Arrest Of Middle School Students Violated The Fourth Amendment

On October 8, 2013, a group of seventh grade girls (twelve and thirteen-year-olds) were handcuffed, arrested, and transported in police vehicles from their middle school campus to the police station. An assistant principal had asked a school resource officer (“SRO”) to counsel a group of girls who had been involved in ongoing incidents of bullying and fighting. School officials gathered the girls in a classroom to wait for the SRO. The group included both aggressors and victims, and the school did not identify or separate them. When he arrived on campus, the SRO initially intended to verify the information the school had given him and to mediate the conflict. Within minutes, however, the officer concluded that the girls were being unresponsive and disrespectful. He decided to arrest the girls because, as he explained to them, he was not “playing around” and taking them to jail was the easiest way to “prove a point” and “make [them] mature a lot faster.” The SRO stated that he did not care “who [was] at fault, who did what” because “it [was] the same, same ticket, same pair of handcuffs.”
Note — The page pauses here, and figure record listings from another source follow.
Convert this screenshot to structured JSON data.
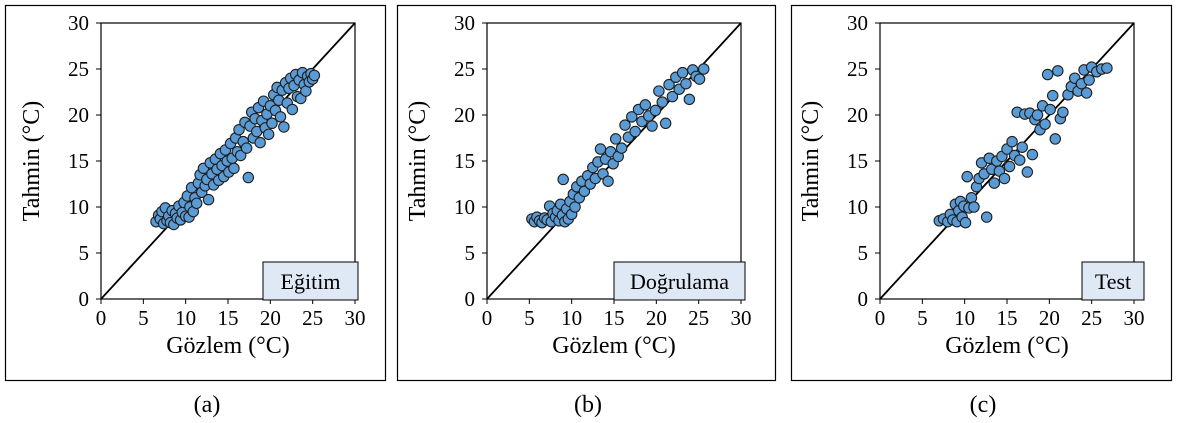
{
  "panel_labels": [
    "(a)",
    "(b)",
    "(c)"
  ],
  "chart_data": [
    {
      "type": "scatter",
      "title": "",
      "legend_label": "Eğitim",
      "xlabel": "Gözlem (°C)",
      "ylabel": "Tahmin (°C)",
      "xlim": [
        0,
        30
      ],
      "ylim": [
        0,
        30
      ],
      "xticks": [
        0,
        5,
        10,
        15,
        20,
        25,
        30
      ],
      "yticks": [
        0,
        5,
        10,
        15,
        20,
        25,
        30
      ],
      "reference_line": [
        [
          0,
          0
        ],
        [
          30,
          30
        ]
      ],
      "marker_color": "#5b9bd5",
      "legend_placement": "bottom-right",
      "grid": false,
      "points": [
        [
          6.5,
          8.4
        ],
        [
          6.8,
          9.1
        ],
        [
          7.0,
          8.7
        ],
        [
          7.2,
          9.5
        ],
        [
          7.4,
          8.2
        ],
        [
          7.6,
          9.9
        ],
        [
          7.8,
          8.5
        ],
        [
          8.0,
          9.0
        ],
        [
          8.2,
          8.3
        ],
        [
          8.4,
          9.6
        ],
        [
          8.6,
          8.1
        ],
        [
          8.8,
          9.3
        ],
        [
          9.0,
          8.8
        ],
        [
          9.2,
          10.1
        ],
        [
          9.4,
          8.6
        ],
        [
          9.6,
          9.4
        ],
        [
          9.8,
          10.5
        ],
        [
          10.0,
          9.0
        ],
        [
          10.2,
          11.2
        ],
        [
          10.4,
          8.9
        ],
        [
          10.5,
          10.0
        ],
        [
          10.7,
          12.1
        ],
        [
          10.9,
          9.5
        ],
        [
          11.1,
          11.0
        ],
        [
          11.3,
          10.4
        ],
        [
          11.5,
          12.6
        ],
        [
          11.7,
          13.5
        ],
        [
          11.9,
          11.6
        ],
        [
          12.1,
          14.2
        ],
        [
          12.3,
          12.3
        ],
        [
          12.5,
          13.0
        ],
        [
          12.7,
          10.8
        ],
        [
          12.9,
          14.8
        ],
        [
          13.1,
          13.6
        ],
        [
          13.3,
          12.4
        ],
        [
          13.5,
          15.2
        ],
        [
          13.7,
          14.1
        ],
        [
          13.9,
          12.9
        ],
        [
          14.1,
          15.8
        ],
        [
          14.3,
          14.5
        ],
        [
          14.5,
          13.3
        ],
        [
          14.7,
          16.2
        ],
        [
          14.9,
          15.0
        ],
        [
          15.1,
          13.8
        ],
        [
          15.3,
          16.9
        ],
        [
          15.5,
          15.3
        ],
        [
          15.7,
          14.2
        ],
        [
          15.9,
          17.5
        ],
        [
          16.1,
          16.0
        ],
        [
          16.3,
          18.4
        ],
        [
          16.5,
          15.6
        ],
        [
          16.8,
          17.1
        ],
        [
          17.0,
          19.2
        ],
        [
          17.2,
          16.4
        ],
        [
          17.4,
          13.2
        ],
        [
          17.6,
          18.8
        ],
        [
          17.8,
          20.3
        ],
        [
          18.0,
          17.5
        ],
        [
          18.2,
          19.6
        ],
        [
          18.4,
          18.2
        ],
        [
          18.6,
          20.8
        ],
        [
          18.8,
          17.0
        ],
        [
          19.0,
          19.4
        ],
        [
          19.2,
          21.5
        ],
        [
          19.4,
          18.6
        ],
        [
          19.6,
          20.1
        ],
        [
          19.8,
          17.9
        ],
        [
          20.0,
          21.0
        ],
        [
          20.2,
          19.1
        ],
        [
          20.4,
          22.2
        ],
        [
          20.6,
          20.5
        ],
        [
          20.8,
          23.0
        ],
        [
          21.0,
          21.6
        ],
        [
          21.2,
          19.8
        ],
        [
          21.4,
          22.7
        ],
        [
          21.6,
          18.7
        ],
        [
          21.8,
          23.5
        ],
        [
          22.0,
          21.3
        ],
        [
          22.2,
          22.9
        ],
        [
          22.4,
          24.0
        ],
        [
          22.6,
          20.6
        ],
        [
          22.8,
          23.2
        ],
        [
          23.0,
          24.4
        ],
        [
          23.2,
          22.0
        ],
        [
          23.4,
          23.8
        ],
        [
          23.6,
          21.8
        ],
        [
          23.8,
          24.6
        ],
        [
          24.0,
          23.3
        ],
        [
          24.2,
          22.6
        ],
        [
          24.4,
          24.2
        ],
        [
          24.6,
          23.6
        ],
        [
          24.8,
          24.5
        ],
        [
          25.0,
          23.9
        ],
        [
          25.2,
          24.3
        ]
      ]
    },
    {
      "type": "scatter",
      "title": "",
      "legend_label": "Doğrulama",
      "xlabel": "Gözlem (°C)",
      "ylabel": "Tahmin (°C)",
      "xlim": [
        0,
        30
      ],
      "ylim": [
        0,
        30
      ],
      "xticks": [
        0,
        5,
        10,
        15,
        20,
        25,
        30
      ],
      "yticks": [
        0,
        5,
        10,
        15,
        20,
        25,
        30
      ],
      "reference_line": [
        [
          0,
          0
        ],
        [
          30,
          30
        ]
      ],
      "marker_color": "#5b9bd5",
      "legend_placement": "bottom-right",
      "grid": false,
      "points": [
        [
          5.3,
          8.7
        ],
        [
          5.6,
          8.4
        ],
        [
          5.9,
          8.9
        ],
        [
          6.2,
          8.5
        ],
        [
          6.5,
          8.3
        ],
        [
          6.8,
          8.8
        ],
        [
          7.1,
          8.6
        ],
        [
          7.4,
          10.1
        ],
        [
          7.6,
          8.4
        ],
        [
          7.8,
          9.3
        ],
        [
          8.1,
          8.9
        ],
        [
          8.3,
          9.6
        ],
        [
          8.5,
          8.5
        ],
        [
          8.7,
          10.3
        ],
        [
          8.9,
          9.1
        ],
        [
          9.0,
          13.0
        ],
        [
          9.2,
          8.4
        ],
        [
          9.4,
          9.8
        ],
        [
          9.6,
          8.7
        ],
        [
          9.8,
          10.6
        ],
        [
          10.0,
          9.2
        ],
        [
          10.2,
          11.4
        ],
        [
          10.4,
          10.0
        ],
        [
          10.6,
          12.2
        ],
        [
          10.9,
          11.0
        ],
        [
          11.2,
          12.8
        ],
        [
          11.5,
          11.7
        ],
        [
          11.9,
          13.4
        ],
        [
          12.2,
          12.5
        ],
        [
          12.5,
          14.3
        ],
        [
          12.8,
          13.1
        ],
        [
          13.1,
          14.9
        ],
        [
          13.4,
          16.3
        ],
        [
          13.7,
          13.6
        ],
        [
          14.0,
          15.2
        ],
        [
          14.3,
          12.8
        ],
        [
          14.6,
          16.0
        ],
        [
          14.9,
          14.7
        ],
        [
          15.2,
          17.4
        ],
        [
          15.5,
          15.5
        ],
        [
          15.9,
          16.4
        ],
        [
          16.3,
          18.9
        ],
        [
          16.7,
          17.6
        ],
        [
          17.1,
          19.8
        ],
        [
          17.5,
          18.2
        ],
        [
          17.9,
          20.6
        ],
        [
          18.3,
          19.3
        ],
        [
          18.7,
          21.1
        ],
        [
          19.1,
          19.9
        ],
        [
          19.5,
          18.8
        ],
        [
          19.9,
          20.5
        ],
        [
          20.3,
          22.6
        ],
        [
          20.7,
          21.4
        ],
        [
          21.1,
          19.1
        ],
        [
          21.5,
          23.3
        ],
        [
          21.9,
          22.0
        ],
        [
          22.3,
          24.1
        ],
        [
          22.7,
          22.8
        ],
        [
          23.1,
          24.6
        ],
        [
          23.5,
          23.4
        ],
        [
          23.9,
          21.7
        ],
        [
          24.3,
          24.9
        ],
        [
          24.7,
          24.2
        ],
        [
          25.1,
          23.9
        ],
        [
          25.6,
          25.0
        ]
      ]
    },
    {
      "type": "scatter",
      "title": "",
      "legend_label": "Test",
      "xlabel": "Gözlem (°C)",
      "ylabel": "Tahmin (°C)",
      "xlim": [
        0,
        30
      ],
      "ylim": [
        0,
        30
      ],
      "xticks": [
        0,
        5,
        10,
        15,
        20,
        25,
        30
      ],
      "yticks": [
        0,
        5,
        10,
        15,
        20,
        25,
        30
      ],
      "reference_line": [
        [
          0,
          0
        ],
        [
          30,
          30
        ]
      ],
      "marker_color": "#5b9bd5",
      "legend_placement": "bottom-right",
      "grid": false,
      "points": [
        [
          7.0,
          8.5
        ],
        [
          7.5,
          8.7
        ],
        [
          8.0,
          8.4
        ],
        [
          8.3,
          9.2
        ],
        [
          8.6,
          8.6
        ],
        [
          8.9,
          10.3
        ],
        [
          9.1,
          8.4
        ],
        [
          9.3,
          9.6
        ],
        [
          9.5,
          10.6
        ],
        [
          9.7,
          8.9
        ],
        [
          9.9,
          10.1
        ],
        [
          10.1,
          8.3
        ],
        [
          10.3,
          13.3
        ],
        [
          10.5,
          9.9
        ],
        [
          10.8,
          11.0
        ],
        [
          11.1,
          10.0
        ],
        [
          11.4,
          12.2
        ],
        [
          11.7,
          13.1
        ],
        [
          12.0,
          14.8
        ],
        [
          12.3,
          13.6
        ],
        [
          12.6,
          8.9
        ],
        [
          12.9,
          15.3
        ],
        [
          13.2,
          14.1
        ],
        [
          13.5,
          12.6
        ],
        [
          13.8,
          15.0
        ],
        [
          14.1,
          13.9
        ],
        [
          14.4,
          15.5
        ],
        [
          14.7,
          13.1
        ],
        [
          15.0,
          16.3
        ],
        [
          15.3,
          14.4
        ],
        [
          15.6,
          17.1
        ],
        [
          15.9,
          15.6
        ],
        [
          16.2,
          20.3
        ],
        [
          16.5,
          15.1
        ],
        [
          16.8,
          16.5
        ],
        [
          17.1,
          20.1
        ],
        [
          17.4,
          13.8
        ],
        [
          17.7,
          20.2
        ],
        [
          18.0,
          15.7
        ],
        [
          18.3,
          19.5
        ],
        [
          18.6,
          20.0
        ],
        [
          18.9,
          18.4
        ],
        [
          19.2,
          21.0
        ],
        [
          19.5,
          19.0
        ],
        [
          19.8,
          24.4
        ],
        [
          20.1,
          20.6
        ],
        [
          20.4,
          22.1
        ],
        [
          20.7,
          17.4
        ],
        [
          21.0,
          24.8
        ],
        [
          21.3,
          19.6
        ],
        [
          21.6,
          20.3
        ],
        [
          22.2,
          22.2
        ],
        [
          22.6,
          23.1
        ],
        [
          23.0,
          24.0
        ],
        [
          23.4,
          22.6
        ],
        [
          23.8,
          23.4
        ],
        [
          24.1,
          24.9
        ],
        [
          24.4,
          22.4
        ],
        [
          24.7,
          23.8
        ],
        [
          25.0,
          25.2
        ],
        [
          25.6,
          24.7
        ],
        [
          26.2,
          25.0
        ],
        [
          26.8,
          25.1
        ]
      ]
    }
  ]
}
Three of the girls sued the arresting officers and the County of San Bernardino for unlawful arrest in violation of state laws and the Fourth Amendment. The district court denied the officers’ qualified immunity defense and granted summary judgment in favor of the students.  The Ninth Circuit Court of Appeals affirmed the ruling.
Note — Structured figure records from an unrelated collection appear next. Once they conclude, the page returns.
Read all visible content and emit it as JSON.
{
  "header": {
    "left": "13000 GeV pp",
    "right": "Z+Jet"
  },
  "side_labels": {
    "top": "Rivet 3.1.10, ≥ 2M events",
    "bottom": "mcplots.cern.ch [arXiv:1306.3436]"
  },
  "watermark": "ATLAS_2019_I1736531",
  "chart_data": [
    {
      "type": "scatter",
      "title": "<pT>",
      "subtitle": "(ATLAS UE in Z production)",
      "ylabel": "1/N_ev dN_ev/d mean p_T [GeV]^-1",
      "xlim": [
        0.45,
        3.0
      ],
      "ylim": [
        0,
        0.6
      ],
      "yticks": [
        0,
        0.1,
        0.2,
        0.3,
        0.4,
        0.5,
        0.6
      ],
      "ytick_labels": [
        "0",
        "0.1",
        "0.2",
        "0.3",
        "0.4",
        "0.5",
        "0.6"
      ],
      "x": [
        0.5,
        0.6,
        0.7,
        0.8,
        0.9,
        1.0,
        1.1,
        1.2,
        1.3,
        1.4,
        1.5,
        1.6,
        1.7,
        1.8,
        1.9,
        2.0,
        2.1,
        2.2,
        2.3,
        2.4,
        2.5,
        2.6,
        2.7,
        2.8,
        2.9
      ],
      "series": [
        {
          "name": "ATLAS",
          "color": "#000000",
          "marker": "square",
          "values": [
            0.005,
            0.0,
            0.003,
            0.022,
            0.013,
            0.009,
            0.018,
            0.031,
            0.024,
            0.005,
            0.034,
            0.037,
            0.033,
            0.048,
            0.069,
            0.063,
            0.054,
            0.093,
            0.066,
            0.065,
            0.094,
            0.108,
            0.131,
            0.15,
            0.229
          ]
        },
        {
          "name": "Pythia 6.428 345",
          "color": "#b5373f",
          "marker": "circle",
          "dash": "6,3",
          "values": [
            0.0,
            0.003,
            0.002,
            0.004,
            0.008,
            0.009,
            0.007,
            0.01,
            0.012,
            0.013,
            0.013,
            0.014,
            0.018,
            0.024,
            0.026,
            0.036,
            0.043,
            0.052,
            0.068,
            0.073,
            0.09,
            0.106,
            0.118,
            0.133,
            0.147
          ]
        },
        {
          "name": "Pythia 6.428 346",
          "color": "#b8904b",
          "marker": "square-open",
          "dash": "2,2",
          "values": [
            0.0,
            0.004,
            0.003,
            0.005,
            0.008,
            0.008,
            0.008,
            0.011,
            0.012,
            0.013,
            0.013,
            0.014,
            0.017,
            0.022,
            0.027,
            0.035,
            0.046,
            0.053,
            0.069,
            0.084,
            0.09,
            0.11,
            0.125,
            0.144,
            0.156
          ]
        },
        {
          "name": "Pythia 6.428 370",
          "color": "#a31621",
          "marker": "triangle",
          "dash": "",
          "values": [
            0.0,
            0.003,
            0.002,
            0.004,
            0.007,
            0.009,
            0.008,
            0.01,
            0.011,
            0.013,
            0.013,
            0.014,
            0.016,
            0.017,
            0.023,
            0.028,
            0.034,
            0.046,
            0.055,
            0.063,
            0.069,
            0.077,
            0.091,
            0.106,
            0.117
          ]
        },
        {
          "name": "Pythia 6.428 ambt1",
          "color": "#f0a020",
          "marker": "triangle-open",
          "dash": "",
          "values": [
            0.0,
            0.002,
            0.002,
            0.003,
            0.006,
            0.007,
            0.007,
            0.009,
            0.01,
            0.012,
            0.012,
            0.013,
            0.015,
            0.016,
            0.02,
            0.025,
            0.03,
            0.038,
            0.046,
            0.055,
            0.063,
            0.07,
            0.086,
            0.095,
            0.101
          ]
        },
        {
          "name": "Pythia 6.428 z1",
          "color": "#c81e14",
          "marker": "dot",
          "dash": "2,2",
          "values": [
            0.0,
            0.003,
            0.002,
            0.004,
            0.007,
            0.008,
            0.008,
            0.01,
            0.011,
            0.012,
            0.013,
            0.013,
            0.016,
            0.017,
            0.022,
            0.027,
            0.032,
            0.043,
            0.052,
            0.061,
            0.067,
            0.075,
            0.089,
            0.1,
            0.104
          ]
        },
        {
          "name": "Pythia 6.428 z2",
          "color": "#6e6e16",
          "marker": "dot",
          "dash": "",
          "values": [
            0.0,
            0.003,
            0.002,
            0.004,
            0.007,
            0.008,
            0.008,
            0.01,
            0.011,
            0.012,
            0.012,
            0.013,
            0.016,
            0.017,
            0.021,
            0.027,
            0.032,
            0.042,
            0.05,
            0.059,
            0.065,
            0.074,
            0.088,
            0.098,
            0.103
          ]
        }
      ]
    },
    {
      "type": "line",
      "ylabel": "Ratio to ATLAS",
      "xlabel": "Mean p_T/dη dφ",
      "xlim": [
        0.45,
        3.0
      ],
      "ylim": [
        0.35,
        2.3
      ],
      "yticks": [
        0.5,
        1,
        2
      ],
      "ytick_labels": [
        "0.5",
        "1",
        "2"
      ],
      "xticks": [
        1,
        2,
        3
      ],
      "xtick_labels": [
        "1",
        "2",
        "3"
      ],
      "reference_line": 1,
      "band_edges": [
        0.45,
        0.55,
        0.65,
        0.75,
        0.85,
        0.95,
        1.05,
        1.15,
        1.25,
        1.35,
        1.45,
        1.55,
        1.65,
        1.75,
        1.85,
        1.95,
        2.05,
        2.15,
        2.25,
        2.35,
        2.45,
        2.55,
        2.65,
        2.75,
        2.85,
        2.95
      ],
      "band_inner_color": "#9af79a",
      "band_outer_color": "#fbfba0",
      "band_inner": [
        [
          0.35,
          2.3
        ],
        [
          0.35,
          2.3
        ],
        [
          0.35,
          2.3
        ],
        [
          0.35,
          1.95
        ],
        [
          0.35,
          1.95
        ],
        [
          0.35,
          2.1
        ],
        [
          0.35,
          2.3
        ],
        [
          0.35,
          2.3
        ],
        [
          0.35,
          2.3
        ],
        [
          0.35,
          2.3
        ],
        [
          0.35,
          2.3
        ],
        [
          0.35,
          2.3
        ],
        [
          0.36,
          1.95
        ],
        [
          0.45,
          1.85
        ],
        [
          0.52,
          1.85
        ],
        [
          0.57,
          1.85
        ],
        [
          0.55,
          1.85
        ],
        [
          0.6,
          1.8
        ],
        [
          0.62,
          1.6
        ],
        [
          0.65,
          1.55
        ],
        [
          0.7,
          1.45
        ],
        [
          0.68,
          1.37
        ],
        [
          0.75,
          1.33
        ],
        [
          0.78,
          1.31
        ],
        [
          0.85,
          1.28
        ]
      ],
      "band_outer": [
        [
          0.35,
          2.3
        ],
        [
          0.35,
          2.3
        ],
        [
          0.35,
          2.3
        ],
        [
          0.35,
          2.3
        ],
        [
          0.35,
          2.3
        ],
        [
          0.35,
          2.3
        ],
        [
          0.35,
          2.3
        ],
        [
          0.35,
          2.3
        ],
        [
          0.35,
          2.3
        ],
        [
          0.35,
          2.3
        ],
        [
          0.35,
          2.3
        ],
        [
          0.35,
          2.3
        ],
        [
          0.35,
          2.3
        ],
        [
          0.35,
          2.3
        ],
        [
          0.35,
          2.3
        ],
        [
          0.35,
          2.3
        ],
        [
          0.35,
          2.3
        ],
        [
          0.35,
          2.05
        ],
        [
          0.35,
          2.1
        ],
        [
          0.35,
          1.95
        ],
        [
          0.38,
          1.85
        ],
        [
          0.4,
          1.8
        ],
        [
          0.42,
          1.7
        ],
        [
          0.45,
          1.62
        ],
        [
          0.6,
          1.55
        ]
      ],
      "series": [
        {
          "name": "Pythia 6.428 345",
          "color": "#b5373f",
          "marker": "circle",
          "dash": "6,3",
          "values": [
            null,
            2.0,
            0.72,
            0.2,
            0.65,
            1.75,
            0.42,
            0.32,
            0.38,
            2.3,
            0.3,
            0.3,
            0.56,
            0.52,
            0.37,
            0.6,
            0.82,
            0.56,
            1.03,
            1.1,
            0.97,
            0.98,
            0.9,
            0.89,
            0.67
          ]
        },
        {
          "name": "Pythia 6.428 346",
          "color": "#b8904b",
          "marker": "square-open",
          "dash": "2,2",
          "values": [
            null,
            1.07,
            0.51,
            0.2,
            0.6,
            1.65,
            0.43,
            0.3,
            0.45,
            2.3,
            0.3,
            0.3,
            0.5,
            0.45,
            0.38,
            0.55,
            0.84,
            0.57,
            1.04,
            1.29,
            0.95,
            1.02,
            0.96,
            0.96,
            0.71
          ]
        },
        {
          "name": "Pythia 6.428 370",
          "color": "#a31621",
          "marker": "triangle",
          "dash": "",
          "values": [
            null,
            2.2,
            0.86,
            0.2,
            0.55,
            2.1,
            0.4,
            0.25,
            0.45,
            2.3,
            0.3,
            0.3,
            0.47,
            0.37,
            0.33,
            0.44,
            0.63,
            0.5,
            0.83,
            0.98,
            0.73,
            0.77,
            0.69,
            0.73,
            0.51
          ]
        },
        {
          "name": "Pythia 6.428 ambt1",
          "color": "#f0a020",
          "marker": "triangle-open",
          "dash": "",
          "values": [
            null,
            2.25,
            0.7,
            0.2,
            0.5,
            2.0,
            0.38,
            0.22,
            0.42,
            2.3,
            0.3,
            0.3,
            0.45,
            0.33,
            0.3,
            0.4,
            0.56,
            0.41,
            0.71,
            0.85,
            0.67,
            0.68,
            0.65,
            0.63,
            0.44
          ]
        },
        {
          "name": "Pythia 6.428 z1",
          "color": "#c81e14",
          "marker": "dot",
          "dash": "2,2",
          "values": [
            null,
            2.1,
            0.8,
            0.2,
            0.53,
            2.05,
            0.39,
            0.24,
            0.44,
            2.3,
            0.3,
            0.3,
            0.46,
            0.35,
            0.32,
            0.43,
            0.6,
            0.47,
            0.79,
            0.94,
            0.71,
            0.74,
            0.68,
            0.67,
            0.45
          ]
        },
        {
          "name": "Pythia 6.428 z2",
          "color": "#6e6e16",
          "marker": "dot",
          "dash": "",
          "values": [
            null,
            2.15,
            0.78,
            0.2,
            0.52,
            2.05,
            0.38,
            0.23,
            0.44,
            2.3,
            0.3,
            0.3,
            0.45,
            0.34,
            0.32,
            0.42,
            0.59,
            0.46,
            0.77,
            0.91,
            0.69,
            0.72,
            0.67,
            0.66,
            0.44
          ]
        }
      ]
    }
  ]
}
The US Supreme Court has held that the Fourth Amendment’s prohibition on unreasonable searches and seizures applies to searches conducted by public school officials.  School officials may, under certain circumstances, conduct warrant-less searches of students under their authority. The search, however, must be reasonable and reasonableness depends on whether (1) the action is justified at its inception, and (2) the search as actually conducted was reasonably related in scope to the circumstances which justified the interference in the first place.  These standards also apply to seizures of students, such as the arrests in this case.
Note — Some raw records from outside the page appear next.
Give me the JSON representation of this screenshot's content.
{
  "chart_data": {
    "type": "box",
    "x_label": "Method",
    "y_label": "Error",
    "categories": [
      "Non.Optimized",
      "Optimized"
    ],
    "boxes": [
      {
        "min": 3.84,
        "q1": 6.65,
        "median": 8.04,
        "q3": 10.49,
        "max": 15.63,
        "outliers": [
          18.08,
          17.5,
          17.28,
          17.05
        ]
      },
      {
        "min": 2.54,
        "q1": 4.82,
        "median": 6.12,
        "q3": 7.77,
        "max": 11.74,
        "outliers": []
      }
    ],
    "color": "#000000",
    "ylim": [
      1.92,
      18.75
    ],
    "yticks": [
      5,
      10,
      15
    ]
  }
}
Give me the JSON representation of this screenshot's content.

The appellate court determined that the arrests of the three middle school students were not reasonable because they were not “justified at their inception.”  The officers were given only generalized allegations of the girls’ bickering and fighting, rather than any specific information related to each girl.

The court also looked to the SRO’s motivations in arresting the girls, noting that he told them he wanted to “teach them a lesson” and prove a point.  It was clear to the court that the arrests were not intended to maintain campus safety; nor were they carried out because the SRO suspected the students of committing a crime.

The court also concluded that the arrests were not reasonably related in scope to the circumstances leading up to the arrests.  According to the court, “the summary arrest, handcuffing, and police transport to the station of middle school girls was a disproportionate response to the school’s need.”  The school principal had simply called upon the officers to address an ongoing feud between students. The Court stated:

Deputy Ortiz faced a room of seven seated, mostly quiet middle school girls, and only generalized allegations of fighting and conflict among them. Even accounting for what Deputy Ortiz perceived to be non-responsiveness to his questioning, the full-scale arrests of all seven students, without further inquiry, was both excessively intrusive in light of the girls’ young ages and not reasonably related to the school’s expressed need. Ironically, the primary instigator of the conflicts, L.V., was the only one released to a parent at the school campus.

The appeals court upheld the judgment in favor of the students. This case is a good reminder that a search or arrest of a student must be justified at its inception and must be proportionate to the need to maintain order and discipline.  SROs cannot arrest students to prove a point or as a scare tactic. The judgment in favor of the students may prove costly to the defendants in this case because a finding of a constitutional violation can lead to an award of damages and attorneys’ fees, as well as personal liability for the individual officers involved.

The case is from the Ninth Circuit and is Scott v. Cty. of San Bernardino, No. 16-55518, 2018 WL 4288899 (9th Cir. Sept. 10, 2018).